Landmarks Illinois, a statewide historic preservation nonprofit, is working to preserve the iconic Ebony test kitchen from the former Johnson Publishing Company Building, a Chicago landmark.
Landmarks Illinois recently acquired the test kitchen and materials for $1 and, with the help of volunteer professionals from its Skyline Council, disassembled the kitchen and removed it from the former headquarters of the Johnson Publishing Company. A developer purchased the building, located at 820 S. Michigan Ave., in 2017 with plans to convert the former office space into apartments. Landmarks Illinois wanted to ensure the kitchen was not demolished, but preserved for future display or reuse.
The Ebony test kitchen is being safely stored until future plans are made for preserving and presenting it to the public. Landmarks Illinois is forming a short-term advisory panel to help the organization determine these future plans.

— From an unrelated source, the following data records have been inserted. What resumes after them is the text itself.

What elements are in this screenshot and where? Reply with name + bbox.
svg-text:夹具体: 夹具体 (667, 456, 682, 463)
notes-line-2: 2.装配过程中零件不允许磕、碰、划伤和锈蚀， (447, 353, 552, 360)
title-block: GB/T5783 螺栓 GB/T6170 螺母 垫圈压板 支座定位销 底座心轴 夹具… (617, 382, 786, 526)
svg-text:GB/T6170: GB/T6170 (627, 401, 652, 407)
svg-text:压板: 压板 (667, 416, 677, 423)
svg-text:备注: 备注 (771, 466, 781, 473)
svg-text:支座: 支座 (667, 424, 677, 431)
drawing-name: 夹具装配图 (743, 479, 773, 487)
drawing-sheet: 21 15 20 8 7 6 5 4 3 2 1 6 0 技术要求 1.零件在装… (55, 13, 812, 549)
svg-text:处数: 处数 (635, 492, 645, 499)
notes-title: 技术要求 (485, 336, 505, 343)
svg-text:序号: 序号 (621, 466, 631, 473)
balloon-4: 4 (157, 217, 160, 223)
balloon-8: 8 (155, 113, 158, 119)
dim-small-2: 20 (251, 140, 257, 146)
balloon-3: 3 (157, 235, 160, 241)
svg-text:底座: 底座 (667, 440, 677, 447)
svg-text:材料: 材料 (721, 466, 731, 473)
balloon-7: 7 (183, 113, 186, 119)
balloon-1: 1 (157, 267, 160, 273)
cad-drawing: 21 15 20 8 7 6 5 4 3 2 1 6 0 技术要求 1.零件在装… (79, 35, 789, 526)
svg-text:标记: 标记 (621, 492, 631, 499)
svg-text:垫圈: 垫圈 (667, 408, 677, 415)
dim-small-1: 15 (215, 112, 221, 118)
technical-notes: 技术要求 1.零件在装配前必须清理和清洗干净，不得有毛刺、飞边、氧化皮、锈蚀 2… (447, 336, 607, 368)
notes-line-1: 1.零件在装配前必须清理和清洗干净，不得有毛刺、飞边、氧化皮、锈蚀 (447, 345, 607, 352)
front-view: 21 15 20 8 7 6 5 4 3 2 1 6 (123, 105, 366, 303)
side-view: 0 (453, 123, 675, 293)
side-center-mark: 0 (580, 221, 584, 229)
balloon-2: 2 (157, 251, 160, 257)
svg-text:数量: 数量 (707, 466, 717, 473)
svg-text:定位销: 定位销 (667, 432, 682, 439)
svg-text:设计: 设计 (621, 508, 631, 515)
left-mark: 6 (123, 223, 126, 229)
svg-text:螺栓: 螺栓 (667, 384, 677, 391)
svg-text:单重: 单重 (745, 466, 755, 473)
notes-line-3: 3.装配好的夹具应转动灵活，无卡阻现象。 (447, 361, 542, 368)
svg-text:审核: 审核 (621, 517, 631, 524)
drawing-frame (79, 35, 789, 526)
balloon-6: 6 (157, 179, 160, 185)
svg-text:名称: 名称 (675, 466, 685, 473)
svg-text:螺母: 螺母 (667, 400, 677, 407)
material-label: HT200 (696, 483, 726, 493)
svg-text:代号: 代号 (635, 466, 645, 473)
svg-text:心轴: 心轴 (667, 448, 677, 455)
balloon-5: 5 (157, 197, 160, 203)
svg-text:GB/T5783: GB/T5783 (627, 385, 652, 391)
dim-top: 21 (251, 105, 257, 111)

It is Landmarks Illinois’ goal this kitchen will be reassembled, displayed and interpreted as an exhibit or reused for educational purpose at an appropriate location where its historic integrity will remain intact and its story will be celebrated.
“Landmarks Illinois looks forward to working collaboratively with our advisory panel and with potential future partners who share a vision for preserving this culturally significant piece of history from the country’s most influential African American publisher of its time,” said Bonnie McDonald, President & CEO of Landmarks Illinois.
The Johnson Publishing Company Building was completed in 1971 and designed by African American architect John Warren Moutoussamy. It was the former home to Jet and Ebony magazines – publications that shared inspiring stories of African Americans – until the Johnson family sold the building in 2010. The Ebony fourth-floor test kitchen is where Editor Charlotte L. Lyons would test meals before adding them to Ebony’s monthly feature, “A Date with a Dish.”
The Johnson Publishing Company Building was designated a Chicago Landmark in November 2017, for which Landmarks Illinois advocated. The landmark designation protects the building from demolition, but does not protect its interiors.